A engenhosa figura do pardo
Colunista: Maurício Pestana
Nos anos 70, uma música do consagrado Martinho da Vila trazia o seguinte refrão: “Salve a mulatada brasileira”. A letra exaltava José do Patrocínio, Aleijadinho, Machado de Assis e outros mulatinhos descreviam os versos. Demoramos décadas, mas me orgulho de pertencer a uma geração que, não só derrubou o mito do “mulato brasileiro tipo exportação”, como se dizia na época, mas também eliminamos outros artifícios que davam sustentação à democracia racial e todos os estereótipos que circundavam, o cinema, a TV, o esporte e outras manifestações culturais.
Tempos difíceis, onde pretos, de forma quase solitária em grupos espalhados por todo o Brasil, denominado de movimento ngro, denunciavam um complô contra nossa autoestima, cujo papel, repetidamente relegado a pessoas negras, nessas terras tupiniquins, era o de subalternidade, nas novelas como escravizados ou domésticos, no humor com estereótipos de alcoólatras e que falávamos errado, servindo de chacota para a branquitude vigente expor sua ideologia racista hierarquizada em função da cor da pele.
Vencemos todas as batalhas que priorizamos, mudamos o paradigma da negritude deste país, fomos responsáveis pela abolição dos pentes de ferro, instrumentos de tortura no alisamento dos cabelos das nossas mulheres, assumimos nossa cor, nosso cabelo, nossa música, criamos leis de combate ao racismo, ousamos até colocar um artigo na Constituição do país, tipificando o racismo como crime inafiançável e implementamos uma das nossas maiores conquistas, que foi somar a figura de pretos e pardos, vítimas em quase igual situação do racismo, da exclusão, e nos tornamos assim 56% da população, os mais excluídos e discriminados, abrimos passagem para investimentos públicos e leis, pressionamos para o surgimento das ações afirmativas brasileiras.
Mas, como já disse outro mestre da nossa música popular, Tom Jobim: “O Brasil não é para principiantes” e como toda lei tem sua brecha, a tal figura do “pardo”, categoria criado apenas em nosso país com o firme propósito de enaltecer uma imagem que está a caminho de tornar o branco aceitável em uma sociedade racista, que estabelece privilégios de acordo com a tonalidade da cor da pele ou do fenótipo, ganhando protagonismo nesse processo, gerando, assim, confusão e apropriação em um campo já bastante fraudado por brancos inescrupulosos que se passam por negros em concursos e outras medidas reparatórias se investindo das brechas da autodeclaração de cor.

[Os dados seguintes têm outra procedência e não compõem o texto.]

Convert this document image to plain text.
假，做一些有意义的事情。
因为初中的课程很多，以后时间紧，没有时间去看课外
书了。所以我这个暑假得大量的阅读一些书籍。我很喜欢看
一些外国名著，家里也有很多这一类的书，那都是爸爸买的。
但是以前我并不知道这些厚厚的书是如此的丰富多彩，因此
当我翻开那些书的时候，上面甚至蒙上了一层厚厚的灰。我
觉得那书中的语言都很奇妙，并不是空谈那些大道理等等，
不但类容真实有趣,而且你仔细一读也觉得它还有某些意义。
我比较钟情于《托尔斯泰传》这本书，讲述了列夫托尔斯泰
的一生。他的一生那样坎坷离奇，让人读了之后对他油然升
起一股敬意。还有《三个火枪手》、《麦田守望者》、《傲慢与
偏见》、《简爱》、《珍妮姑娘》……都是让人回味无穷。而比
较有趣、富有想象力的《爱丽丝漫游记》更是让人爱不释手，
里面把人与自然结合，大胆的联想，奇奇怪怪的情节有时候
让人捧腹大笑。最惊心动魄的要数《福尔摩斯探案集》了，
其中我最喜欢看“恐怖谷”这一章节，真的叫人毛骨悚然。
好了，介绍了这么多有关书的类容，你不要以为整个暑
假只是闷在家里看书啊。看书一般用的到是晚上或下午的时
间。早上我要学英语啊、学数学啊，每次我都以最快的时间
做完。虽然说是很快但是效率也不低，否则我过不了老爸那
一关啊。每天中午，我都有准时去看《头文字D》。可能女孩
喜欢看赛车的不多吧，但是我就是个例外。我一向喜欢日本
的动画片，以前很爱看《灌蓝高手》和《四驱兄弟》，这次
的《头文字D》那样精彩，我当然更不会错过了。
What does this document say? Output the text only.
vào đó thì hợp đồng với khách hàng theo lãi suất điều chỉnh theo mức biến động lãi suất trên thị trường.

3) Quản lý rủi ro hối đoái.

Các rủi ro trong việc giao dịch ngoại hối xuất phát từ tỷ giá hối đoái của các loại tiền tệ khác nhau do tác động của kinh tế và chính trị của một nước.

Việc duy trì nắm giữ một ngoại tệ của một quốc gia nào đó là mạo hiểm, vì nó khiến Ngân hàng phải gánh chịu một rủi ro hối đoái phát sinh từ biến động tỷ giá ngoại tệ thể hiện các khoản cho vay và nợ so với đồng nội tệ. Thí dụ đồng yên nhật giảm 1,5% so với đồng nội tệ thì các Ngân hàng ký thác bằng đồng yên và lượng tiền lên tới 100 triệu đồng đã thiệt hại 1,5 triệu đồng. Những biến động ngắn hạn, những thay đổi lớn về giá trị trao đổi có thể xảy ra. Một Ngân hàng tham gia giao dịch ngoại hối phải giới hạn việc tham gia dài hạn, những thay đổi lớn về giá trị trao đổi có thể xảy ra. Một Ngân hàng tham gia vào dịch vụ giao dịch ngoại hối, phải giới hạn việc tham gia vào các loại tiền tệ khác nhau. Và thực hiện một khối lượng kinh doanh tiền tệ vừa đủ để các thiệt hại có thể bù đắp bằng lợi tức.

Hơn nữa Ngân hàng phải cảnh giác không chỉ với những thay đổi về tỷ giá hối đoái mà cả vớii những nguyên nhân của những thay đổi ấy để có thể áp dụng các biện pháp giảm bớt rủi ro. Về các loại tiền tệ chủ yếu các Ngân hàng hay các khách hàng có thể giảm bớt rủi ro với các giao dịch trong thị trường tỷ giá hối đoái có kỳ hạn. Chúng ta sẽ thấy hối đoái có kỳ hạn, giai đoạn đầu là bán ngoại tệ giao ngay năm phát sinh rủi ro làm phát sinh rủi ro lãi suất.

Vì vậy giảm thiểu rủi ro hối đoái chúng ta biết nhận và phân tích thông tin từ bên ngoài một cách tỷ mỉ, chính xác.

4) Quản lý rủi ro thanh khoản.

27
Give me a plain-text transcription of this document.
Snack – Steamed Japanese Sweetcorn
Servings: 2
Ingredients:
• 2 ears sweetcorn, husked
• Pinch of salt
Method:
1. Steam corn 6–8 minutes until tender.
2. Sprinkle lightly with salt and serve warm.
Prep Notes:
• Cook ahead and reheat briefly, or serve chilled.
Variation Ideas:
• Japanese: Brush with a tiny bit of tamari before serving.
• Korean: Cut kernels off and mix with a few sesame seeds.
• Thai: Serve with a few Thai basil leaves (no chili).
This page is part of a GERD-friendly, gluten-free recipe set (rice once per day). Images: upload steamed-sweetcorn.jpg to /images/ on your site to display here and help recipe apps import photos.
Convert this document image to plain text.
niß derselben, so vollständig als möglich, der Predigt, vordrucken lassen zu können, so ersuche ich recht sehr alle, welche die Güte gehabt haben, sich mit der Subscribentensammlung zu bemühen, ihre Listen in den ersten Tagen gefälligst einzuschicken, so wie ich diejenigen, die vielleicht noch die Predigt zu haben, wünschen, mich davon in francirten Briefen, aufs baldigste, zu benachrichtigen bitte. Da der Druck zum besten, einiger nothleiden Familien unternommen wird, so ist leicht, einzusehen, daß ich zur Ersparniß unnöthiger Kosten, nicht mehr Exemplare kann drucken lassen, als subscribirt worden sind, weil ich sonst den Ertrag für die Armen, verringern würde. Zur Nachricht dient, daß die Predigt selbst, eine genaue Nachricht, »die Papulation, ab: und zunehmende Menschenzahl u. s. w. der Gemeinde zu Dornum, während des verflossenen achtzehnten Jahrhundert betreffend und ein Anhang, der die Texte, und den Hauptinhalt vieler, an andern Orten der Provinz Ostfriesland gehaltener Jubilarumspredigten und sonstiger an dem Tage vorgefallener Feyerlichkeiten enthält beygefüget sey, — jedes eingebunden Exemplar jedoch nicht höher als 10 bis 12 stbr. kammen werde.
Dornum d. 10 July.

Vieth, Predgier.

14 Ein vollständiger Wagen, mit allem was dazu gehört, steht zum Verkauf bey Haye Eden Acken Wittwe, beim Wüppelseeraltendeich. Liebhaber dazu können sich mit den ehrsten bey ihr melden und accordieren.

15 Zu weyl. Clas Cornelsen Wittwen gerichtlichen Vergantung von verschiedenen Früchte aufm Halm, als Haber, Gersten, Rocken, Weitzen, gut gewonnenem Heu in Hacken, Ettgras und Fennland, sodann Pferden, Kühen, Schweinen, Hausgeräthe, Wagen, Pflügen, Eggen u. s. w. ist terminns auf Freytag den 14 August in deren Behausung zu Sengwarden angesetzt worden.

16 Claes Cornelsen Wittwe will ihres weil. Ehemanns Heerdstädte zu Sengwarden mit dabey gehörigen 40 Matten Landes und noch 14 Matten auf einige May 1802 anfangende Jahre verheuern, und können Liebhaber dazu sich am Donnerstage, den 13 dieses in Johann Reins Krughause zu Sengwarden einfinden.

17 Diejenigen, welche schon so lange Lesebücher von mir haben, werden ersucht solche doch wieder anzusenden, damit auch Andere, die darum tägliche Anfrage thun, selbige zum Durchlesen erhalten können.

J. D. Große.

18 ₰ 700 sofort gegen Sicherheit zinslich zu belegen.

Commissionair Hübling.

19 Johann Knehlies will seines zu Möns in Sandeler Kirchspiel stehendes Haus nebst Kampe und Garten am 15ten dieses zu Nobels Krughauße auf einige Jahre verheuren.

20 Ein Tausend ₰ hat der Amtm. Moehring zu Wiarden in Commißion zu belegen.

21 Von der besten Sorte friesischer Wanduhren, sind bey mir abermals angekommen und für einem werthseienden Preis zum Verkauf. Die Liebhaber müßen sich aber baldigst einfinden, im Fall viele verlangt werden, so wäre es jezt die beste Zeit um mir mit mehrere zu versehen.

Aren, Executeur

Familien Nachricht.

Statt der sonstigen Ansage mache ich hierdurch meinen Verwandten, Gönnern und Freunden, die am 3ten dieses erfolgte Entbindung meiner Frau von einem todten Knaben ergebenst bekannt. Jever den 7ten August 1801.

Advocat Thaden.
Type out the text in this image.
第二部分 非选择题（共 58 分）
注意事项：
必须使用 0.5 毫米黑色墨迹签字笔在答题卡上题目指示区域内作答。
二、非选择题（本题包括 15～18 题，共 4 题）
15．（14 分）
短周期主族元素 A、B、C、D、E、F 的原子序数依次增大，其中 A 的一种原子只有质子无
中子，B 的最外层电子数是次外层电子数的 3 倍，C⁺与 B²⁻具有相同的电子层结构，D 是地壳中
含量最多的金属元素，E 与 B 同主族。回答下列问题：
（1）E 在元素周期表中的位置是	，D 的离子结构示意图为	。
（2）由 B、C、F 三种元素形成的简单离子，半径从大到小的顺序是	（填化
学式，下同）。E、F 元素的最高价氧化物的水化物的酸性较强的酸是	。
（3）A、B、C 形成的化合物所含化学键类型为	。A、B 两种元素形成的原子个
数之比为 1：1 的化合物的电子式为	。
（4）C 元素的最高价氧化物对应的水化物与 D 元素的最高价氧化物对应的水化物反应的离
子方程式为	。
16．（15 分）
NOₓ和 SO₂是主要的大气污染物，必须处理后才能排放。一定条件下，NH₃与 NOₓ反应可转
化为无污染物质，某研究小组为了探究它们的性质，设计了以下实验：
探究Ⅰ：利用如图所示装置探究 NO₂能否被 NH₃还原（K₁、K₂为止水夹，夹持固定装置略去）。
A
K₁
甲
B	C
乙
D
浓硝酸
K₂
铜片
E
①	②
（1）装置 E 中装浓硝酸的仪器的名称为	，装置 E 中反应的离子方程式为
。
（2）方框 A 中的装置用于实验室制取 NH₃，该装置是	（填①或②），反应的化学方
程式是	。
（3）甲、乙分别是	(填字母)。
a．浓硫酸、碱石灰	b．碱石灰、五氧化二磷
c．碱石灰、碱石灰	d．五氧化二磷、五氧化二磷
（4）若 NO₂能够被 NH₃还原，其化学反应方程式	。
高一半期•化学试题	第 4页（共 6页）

E são essas figuras que agora, sim, com um firme propósito político, emergem com a força dos números do IBGE, como um quase resgate da democracia racial brasileira, mostrando o quanto estamos “evoluindo” em uma sociedade mais justa, igualitária e boa, sobretudo para os pardos, categoria mais abrangente e ”democrática” nos dias de hoje; afinal, são a maioria, pois nesta confusão indenitária que vão de Flávio Dino, agora ministro do Supremo Tribunal Federal, ao ACM Neto, na Bahia, todos devidamente enquadrados, registrados, nos dados do IBGE, como pardos, portanto, dignos de receber e disputar todos os direitos das políticas afirmativas destinadas para os que, até há pouco tempo, estavam à margem da nossa sociedade, a população negra.
O que se começa a desenhar, ou melhor, a se enterrar são as políticas públicas, pois esses dados em breve mostrarão um país diluído, onde quase todos serão pardos, e brancos aqui serão uma ínfima minoria, como disse Chico Buarque de Holanda ao responder sobre a cor de seu neto, filho de Carlinhos Brown: “Branco no Brasil somente se o goleiro Taffarel casar com a Xuxa e tiverem um filho”.
A grande verdade é uma só: o Brasil tem que assumir o que alguns países da Europa têm realizado e esta semana o estado de Nova York anunciou estudar fazer: temos que ter políticas reparatórias aos descendentes de escravizados, que construíram este país e hoje, além das marcas pretas estampadas em sua pele, continuam à margem da sociedade brasileira. Esses negros descendentes de escravizados têm endereço, têm cor e têm história e histórico de exclusão racial e social e os números do IBGE sabem exatamente quem são, onde se encontram econômica e socialmente em nossa sociedade. O resto não passa de manobra de quem quer destruir tudo que vem sendo construído como política pública de igualdade racial no Brasil!